Earlier this morning, I was revisiting my lecture notes for this evening’s Pinay Lit class. We are talking about Pinays in war; last time we talked about “comfort” women narratives, including Ruth Elynia Mabanglo’s “The Ballad of Lola Amonita,” and while this was a grave downer, I shifted the conversation towards survival and survivors, differentiating these from victimhood and victims. I went back to M. Evelina Galang’s question about the “comfort” women in her Kartika Review interview — “what do these surviving lolas know that our youth do not.” These women have not only survived. “They tell the stories to protect the generation coming after them.” And so this is how we ended our class last time, talking about the ways in which we as the next generations are protected by these lolas’ stories.
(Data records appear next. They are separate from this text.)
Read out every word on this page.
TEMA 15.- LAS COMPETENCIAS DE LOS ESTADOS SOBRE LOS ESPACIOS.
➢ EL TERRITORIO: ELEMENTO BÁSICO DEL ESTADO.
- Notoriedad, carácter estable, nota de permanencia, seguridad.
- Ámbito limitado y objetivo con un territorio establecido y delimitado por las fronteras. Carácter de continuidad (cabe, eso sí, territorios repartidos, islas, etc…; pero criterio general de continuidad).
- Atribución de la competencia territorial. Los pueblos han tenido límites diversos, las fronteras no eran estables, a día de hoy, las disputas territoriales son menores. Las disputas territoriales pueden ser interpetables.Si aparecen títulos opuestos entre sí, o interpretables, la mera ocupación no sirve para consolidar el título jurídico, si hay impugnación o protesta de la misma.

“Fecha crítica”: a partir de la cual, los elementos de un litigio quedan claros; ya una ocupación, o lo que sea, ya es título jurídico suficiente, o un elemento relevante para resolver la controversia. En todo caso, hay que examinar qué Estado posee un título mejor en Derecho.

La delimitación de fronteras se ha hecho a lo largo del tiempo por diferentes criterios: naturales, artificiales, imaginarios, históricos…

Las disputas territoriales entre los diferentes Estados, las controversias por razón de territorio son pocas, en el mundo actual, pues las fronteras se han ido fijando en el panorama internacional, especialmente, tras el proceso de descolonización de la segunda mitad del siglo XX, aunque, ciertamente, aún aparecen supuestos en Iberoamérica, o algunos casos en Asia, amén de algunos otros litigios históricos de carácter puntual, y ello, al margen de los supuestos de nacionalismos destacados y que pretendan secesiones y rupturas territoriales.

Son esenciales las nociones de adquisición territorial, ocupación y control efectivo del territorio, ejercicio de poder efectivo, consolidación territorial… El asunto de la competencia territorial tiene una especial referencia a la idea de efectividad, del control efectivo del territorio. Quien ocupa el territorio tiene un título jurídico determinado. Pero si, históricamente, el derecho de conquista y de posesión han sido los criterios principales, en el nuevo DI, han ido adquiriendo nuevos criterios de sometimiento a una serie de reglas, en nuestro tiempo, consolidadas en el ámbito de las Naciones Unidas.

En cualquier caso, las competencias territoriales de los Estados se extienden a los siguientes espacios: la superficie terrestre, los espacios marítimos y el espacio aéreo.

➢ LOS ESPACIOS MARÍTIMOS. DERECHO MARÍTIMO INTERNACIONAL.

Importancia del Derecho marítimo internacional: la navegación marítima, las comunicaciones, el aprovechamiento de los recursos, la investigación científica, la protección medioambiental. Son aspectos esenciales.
We also talked about Pinayism, as we recently had Allyson Tintiangco-Cubales and Jocyl Sacramento present to us on Pinayism and Literature. If Pinayism is a process of growth from pain, and entails centering the Pinay, her narrative and experience, humanizing Pinay experience, and if Pinayism is also a pedagogy, then the lolas, and their act of telling us their stories, are Pinayists, mentoring the younger generations, and so is Evelina Galang.
Today, we will talk about Colonel Yay Panlilio, a Colorado-born, mestiza Filipina American WWII guerrilla. I am struck by her current obscurity, especially given the dearth of Filipina American narratives from the earlier part of the century. It is this dearth which Jean Vengua mentions when she presents to us Helen Rillera’s impassioned opinion pieces/essays on being a Filipina in a 1930’s Filipino society, at the Commonwealth Cafe website (not linking to it now because it’s telling me, “You got hacked.”).
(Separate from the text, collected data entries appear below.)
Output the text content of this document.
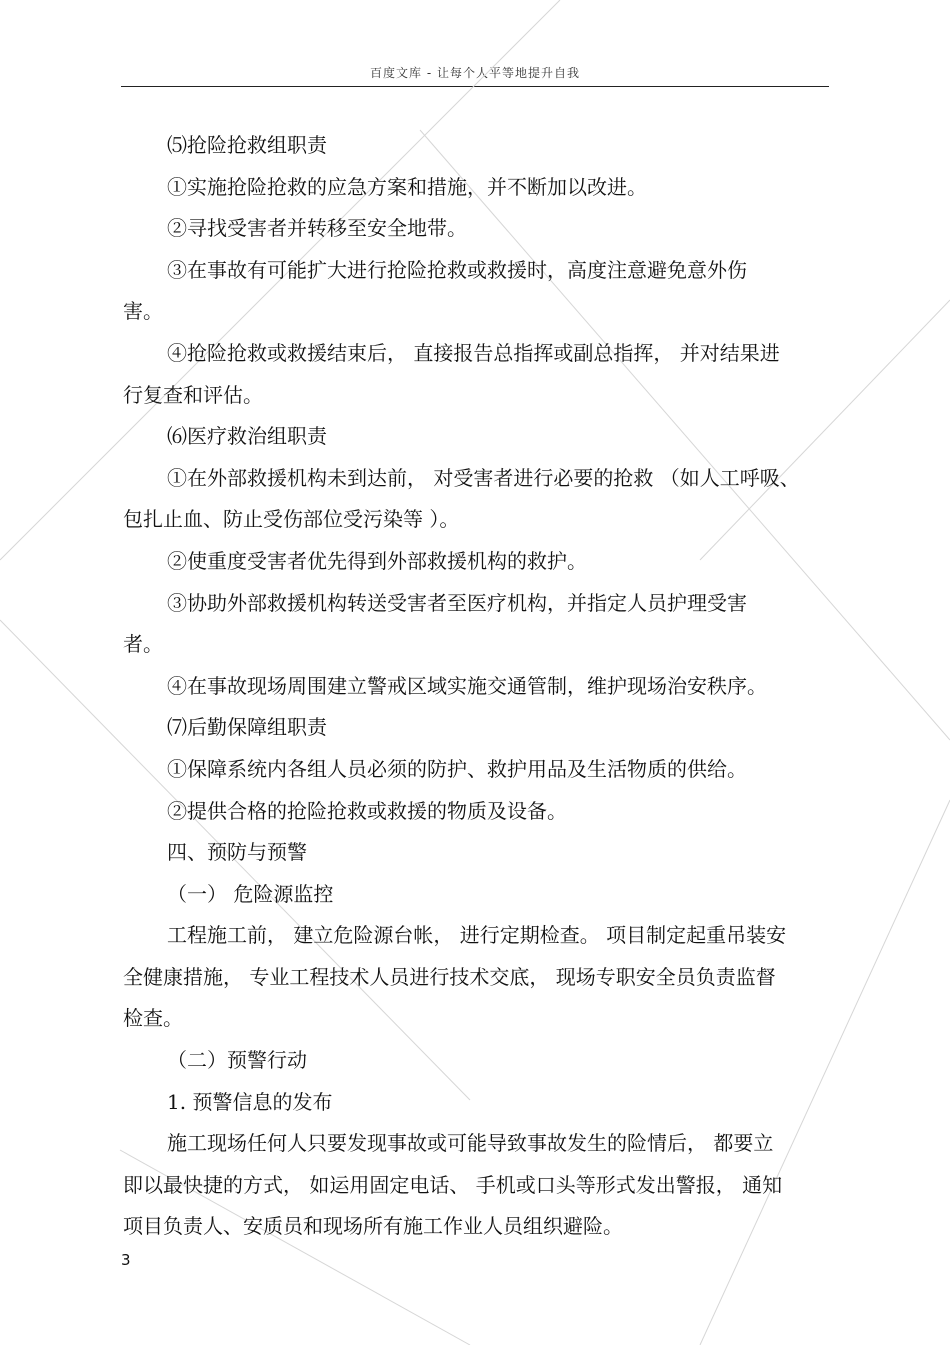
百度文库 - 让每个人平等地提升自我

⑸抢险抢救组职责

①实施抢险抢救的应急方案和措施，并不断加以改进。

②寻找受害者并转移至安全地带。

③在事故有可能扩大进行抢险抢救或救援时，高度注意避免意外伤

害。

④抢险抢救或救援结束后， 直接报告总指挥或副总指挥， 并对结果进

行复查和评估。

⑹医疗救治组职责

①在外部救援机构未到达前， 对受害者进行必要的抢救 （如人工呼吸、

包扎止血、防止受伤部位受污染等 ）。

②使重度受害者优先得到外部救援机构的救护。

③协助外部救援机构转送受害者至医疗机构，并指定人员护理受害

者。

④在事故现场周围建立警戒区域实施交通管制，维护现场治安秩序。

⑺后勤保障组职责

①保障系统内各组人员必须的防护、救护用品及生活物质的供给。

②提供合格的抢险抢救或救援的物质及设备。

四、预防与预警

（一） 危险源监控

工程施工前， 建立危险源台帐， 进行定期检查。 项目制定起重吊装安

全健康措施， 专业工程技术人员进行技术交底， 现场专职安全员负责监督

检查。

（二）预警行动

1. 预警信息的发布

施工现场任何人只要发现事故或可能导致事故发生的险情后， 都要立

即以最快捷的方式， 如运用固定电话、 手机或口头等形式发出警报， 通知

项目负责人、安质员和现场所有施工作业人员组织避险。

3
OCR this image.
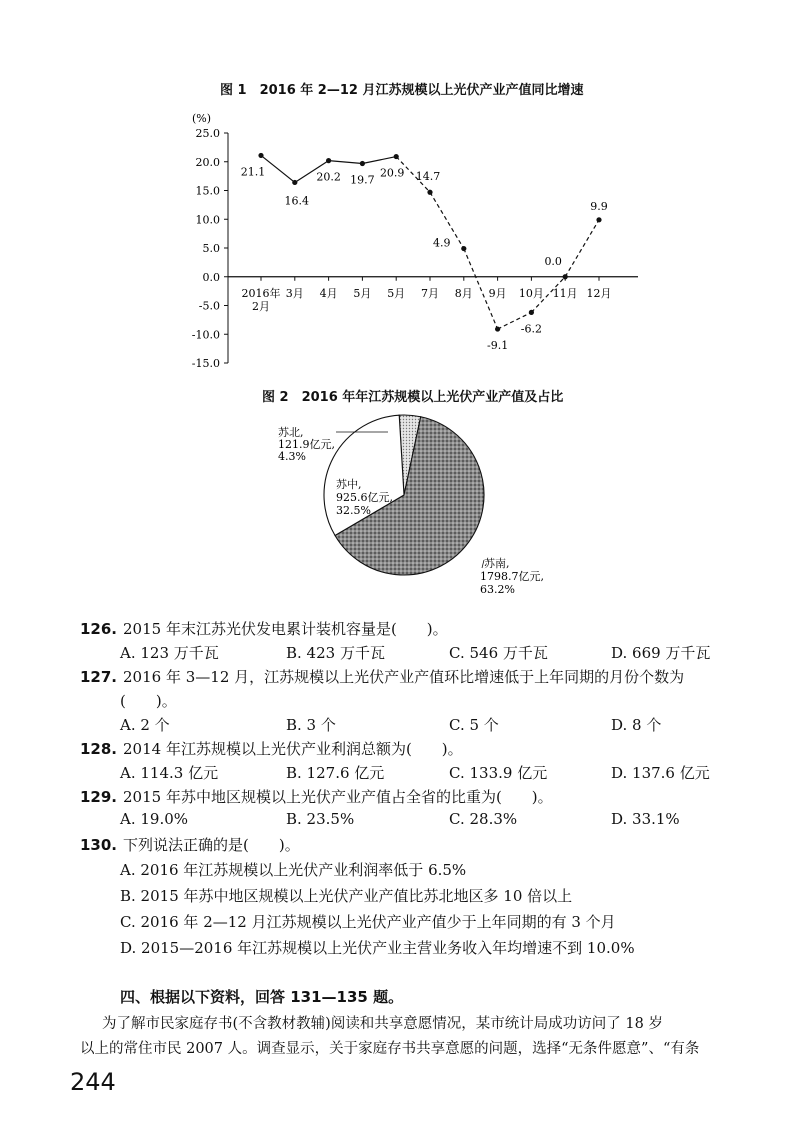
图 1　2016 年 2—12 月江苏规模以上光伏产业产值同比增速
(%)
25.0
20.0
15.0
10.0
5.0
0.0
-5.0
-10.0
-15.0
21.1
16.4
20.2 19.7
20.9 14.7
4.9
-9.1
-6.2
0.0
9.9
2016年 2月
3月 4月 5月 5月 7月 8月 9月 10月 11月 12月
图 2　2016 年年江苏规模以上光伏产业产值及占比
苏北,
121.9亿元,
4.3%
苏中,
925.6亿元,
32.5%
苏南,
1798.7亿元,
63.2%
126. 2015 年末江苏光伏发电累计装机容量是(　　)。
A. 123 万千瓦	B. 423 万千瓦	C. 546 万千瓦	D. 669 万千瓦
127. 2016 年 3—12 月，江苏规模以上光伏产业产值环比增速低于上年同期的月份个数为
(　　)。
A. 2 个	B. 3 个	C. 5 个	D. 8 个
128. 2014 年江苏规模以上光伏产业利润总额为(　　)。
A. 114.3 亿元	B. 127.6 亿元	C. 133.9 亿元	D. 137.6 亿元
129. 2015 年苏中地区规模以上光伏产业产值占全省的比重为(　　)。
A. 19.0%	B. 23.5%	C. 28.3%	D. 33.1%
130. 下列说法正确的是(　　)。
A. 2016 年江苏规模以上光伏产业利润率低于 6.5%
B. 2015 年苏中地区规模以上光伏产业产值比苏北地区多 10 倍以上
C. 2016 年 2—12 月江苏规模以上光伏产业产值少于上年同期的有 3 个月
D. 2015—2016 年江苏规模以上光伏产业主营业务收入年均增速不到 10.0%
四、根据以下资料，回答 131—135 题。
为了解市民家庭存书(不含教材教辅)阅读和共享意愿情况，某市统计局成功访问了 18 岁
以上的常住市民 2007 人。调查显示，关于家庭存书共享意愿的问题，选择“无条件愿意”、“有条
244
So, if there was this Pinay, writing about her life as a woman in war, published in the USA in 1950, which was the original publication date of The Crucible: An Autobiography by Colonel Yay, Filipina American Guerrilla (NY:The Macmillan Company, 1950), then why are we not all over this book? Some perspective: even Carlos Bulosan’s America is in the Heart (1946) fell into obscurity, from which it was rescued by Asian American Studies folks in the 1960’s-1970’s. And it’s been in print ever since, unlike his awesome The Laughter of My Father (1946).
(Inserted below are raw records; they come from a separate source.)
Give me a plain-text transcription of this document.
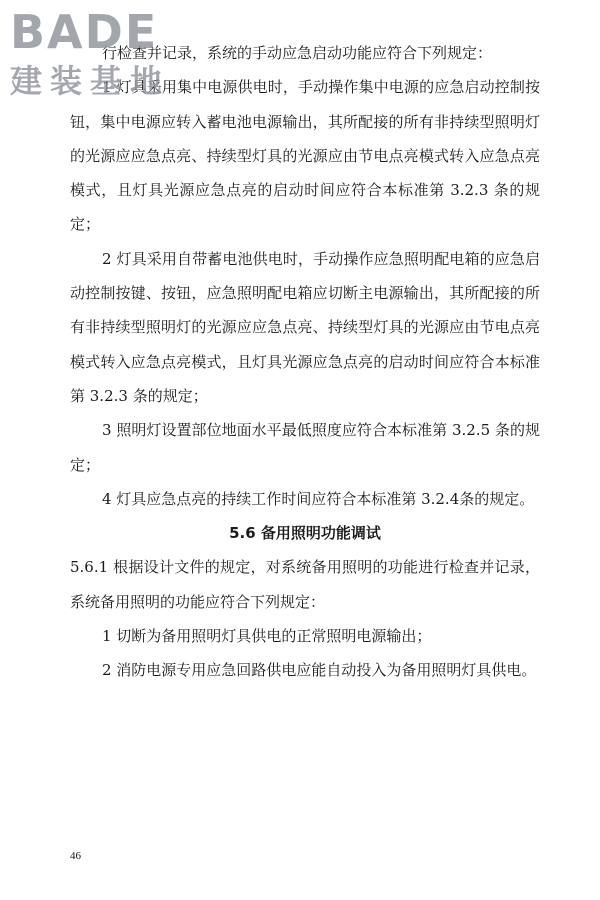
BADE
建装基地

行检查并记录，系统的手动应急启动功能应符合下列规定：

1 灯具采用集中电源供电时，手动操作集中电源的应急启动控制按钮，集中电源应转入蓄电池电源输出，其所配接的所有非持续型照明灯的光源应应急点亮、持续型灯具的光源应由节电点亮模式转入应急点亮模式，且灯具光源应急点亮的启动时间应符合本标准第 3.2.3 条的规定；

2 灯具采用自带蓄电池供电时，手动操作应急照明配电箱的应急启动控制按键、按钮，应急照明配电箱应切断主电源输出，其所配接的所有非持续型照明灯的光源应应急点亮、持续型灯具的光源应由节电点亮模式转入应急点亮模式，且灯具光源应急点亮的启动时间应符合本标准第 3.2.3 条的规定；

3 照明灯设置部位地面水平最低照度应符合本标准第 3.2.5 条的规定；

4 灯具应急点亮的持续工作时间应符合本标准第 3.2.4条的规定。

5.6 备用照明功能调试

5.6.1 根据设计文件的规定，对系统备用照明的功能进行检查并记录，系统备用照明的功能应符合下列规定：

1 切断为备用照明灯具供电的正常照明电源输出；

2 消防电源专用应急回路供电应能自动投入为备用照明灯具供电。

46
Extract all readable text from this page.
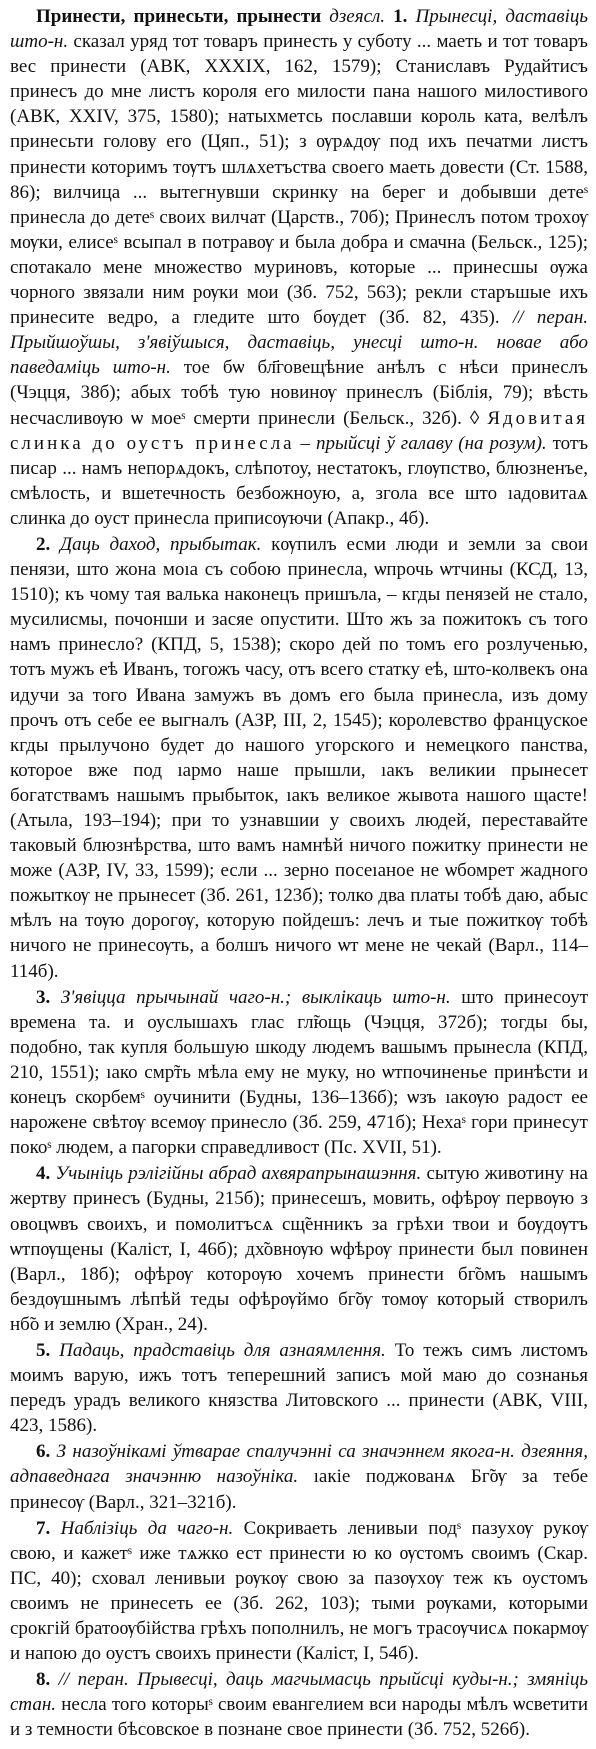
Принести, принесьти, прынести дзеясл. 1. Прынесці, даставіць што-н. сказал уряд тот товаръ принесть у суботу ... маеть и тот товаръ вес принести (АВК, XXXIX, 162, 1579); Станиславъ Рудайтисъ принесъ до мне листъ короля его милости пана нашого милостивого (АВК, XXIV, 375, 1580); натыхметсь пославши король ката, велѣлъ принесьти голову его (Цяп., 51); з ѹрѧдѹ под ихъ печатми листъ принести которимъ тѹтъ шлѧхетъства своего маеть довести (Ст. 1588, 86); вилчица ... вытегнувши скринку на берег и добывши детеˢ принесла до детеˢ своих вилчат (Царств., 70б); Принеслъ потом трохѹ мѹки, елисеˢ всыпал в потравѹ и была добра и смачна (Бельск., 125); спотакало мене множество муриновъ, которые ... принесшы ѹжа чорного звязали ним рѹки мои (Зб. 752, 563); рекли старъшые ихъ принесите ведро, а гледите што бѹдет (Зб. 82, 435). // перан. Прыйшоўшы, з'явіўшыся, даставіць, унесці што-н. новае або паведаміць што-н. тое бѡ бл҃говещѣние анѣлъ с нѣси принеслъ (Чэцця, 38б); абых тобѣ тую новинѹ принеслъ (Біблія, 79); вѣсть несчасливѹю ѡ моеˢ смерти принесли (Бельск., 32б). ◊ Ядовитая слинка до оустъ принесла – прыйсці ў галаву (на розум). тотъ писар ... намъ непорѧдокъ, слѣпотоу, нестатокъ, глѹпство, блюзненъе, смѣлость, и вшетечность безбожноую, а, згола все што ıадовитаѧ слинка до оуст принесла приписѹючи (Апакр., 4б).

2. Даць даход, прыбытак. кѹпилъ есми люди и земли за свои пенязи, што жона моıа съ собою принесла, ѡпрочь ѡтчины (КСД, 13, 1510); къ чому тая валька наконецъ пришъла, – кгды пенязей не стало, мусилисмы, почонши и засяе опустити. Што жъ за пожитокъ съ того намъ принесло? (КПД, 5, 1538); скоро дей по томъ его розлученью, тотъ мужъ еѣ Иванъ, тогожъ часу, отъ всего статку еѣ, што-колвекъ она идучи за того Ивана замужъ въ домъ его была принесла, изъ дому прочъ отъ себе ее выгналъ (АЗР, III, 2, 1545); королевство француское кгды прылучоно будет до нашого угорского и немецкого панства, которое вже под ıармо наше прышли, ıакъ великии прынесет богатствамъ нашымъ прыбыток, ıакъ великое жывота нашого щасте! (Атыла, 193–194); при то узнавшии у своихъ людей, переставайте таковый блюзнѣрства, што вамъ намнѣй ничого пожитку принести не може (АЗР, IV, 33, 1599); если ... зерно посеıаное не ѡбомрет жадного пожыткѹ не прынесет (Зб. 261, 123б); толко два платы тобѣ даю, абыс мѣлъ на тѹю дорогѹ, которую пойдешъ: лечъ и тые пожиткѹ тобѣ ничого не принесѹть, а болшъ ничого ѡт мене не чекай (Варл., 114–114б).

3. З'явіцца прычынай чаго-н.; выклікаць што-н. што принесоут времена та. и оуслышахъ глас гл̃ющь (Чэцця, 372б); тогды бы, подобно, так купля большую шкоду людемъ вашымъ прынесла (КПД, 210, 1551); ıако смр̃ть мѣла ему не муку, но ѡтпочиненье принѣсти и конецъ скорбемˢ оучинити (Будны, 136–136б); ѡзъ ıакѹю радост ее нарожене свѣтѹ всемѹ принесло (Зб. 259, 471б); Нехаˢ гори принесут покоˢ людем, а пагорки справедливост (Пс. XVII, 51).

4. Учыніць рэлігійны абрад ахвярапрынашэння. сытую животину на жертву принесъ (Будны, 215б); принесешъ, мовить, офѣрѹ первѹю з овоцѡвъ своихъ, и помолитъсѧ сщ̃енникъ за грѣхи твои и бѹдѹтъ ѡтпѹщены (Каліст, I, 46б); дх̃овнѹю ѡфѣрѹ принести был повинен (Варл., 18б); офѣрѹ которѹю хочемъ принести бг̃омъ нашымъ бездѹшнымъ лѣпѣй теды офѣрѹймо бг̃ѹ томѹ который створилъ нб̃о и землю (Хран., 24).

5. Падаць, прадставіць для азнаямлення. То тежъ симъ листомъ моимъ варую, ижъ тотъ теперешний записъ мой маю до сознанья передъ урадъ великого князства Литовского ... принести (АВК, VIII, 423, 1586).

6. З назоўнікамі ўтварае спалучэнні са значэннем якога-н. дзеяння, адпаведнага значэнню назоўніка. ıакіе поджованѧ Бг̃ѹ за тебе принесѹ (Варл., 321–321б).

7. Наблізіць да чаго-н. Сокриваеть ленивыи подˢ пазухѹ рукѹ свою, и кажетˢ иже тѧжко ест принести ю ко ѹстомъ своимъ (Скар. ПС, 40); сховал ленивыи рѹкѹ свою за пазѹхѹ теж къ оустомъ своимъ не принесеть ее (Зб. 262, 103); тыми рѹками, которыми срокгій братоѹбійства грѣхъ пополнилъ, не могъ трасѹчисѧ покармѹ и напою до оустъ своихъ принести (Каліст, I, 54б).

8. // перан. Прывесці, даць магчымасць прыйсці куды-н.; змяніць стан. несла того которыˢ своим евангелием вси народы мѣлъ ѡсветити и з темности бѣсовское в познане свое принести (Зб. 752, 526б).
Colonel Yay Panlilio’s book has indeed recently been reprinted by Rutgers University Press (2010), and this is very much the work of Professor Denise Cruz, whose introduction I’ve told my students will serve as a guide through Panlilio’s narrative. There surely is a lot to discuss in terms of how she portrays or represents herself, and even her author photos are telling. Yay and her husband (original publication), Yay and her children (2010 publication).
But my point here is this: As I’ve found myself writing in my lecture notes, “What are the consequences of forgetting?” Cruz brings up the plight of the “comfort” women fighting for official recognition, an official apology, and reparations. In this country, our Filipino American WWII veterans are still fighting for full veterans’ benefits. Yes, as Filipino Americans have grown accustomed to saying, Filipinos are the forgotten Asian Americans. Filipinos are forgotten. But as I have also found myself writing in my lecture notes, “If we forget our own, then why do we expect others to remember us?”
I am starting to understand that my teaching Pinay Lit is both an ongoing process of recovery of lost or buried voices, and an attempt against forgetting in the first place.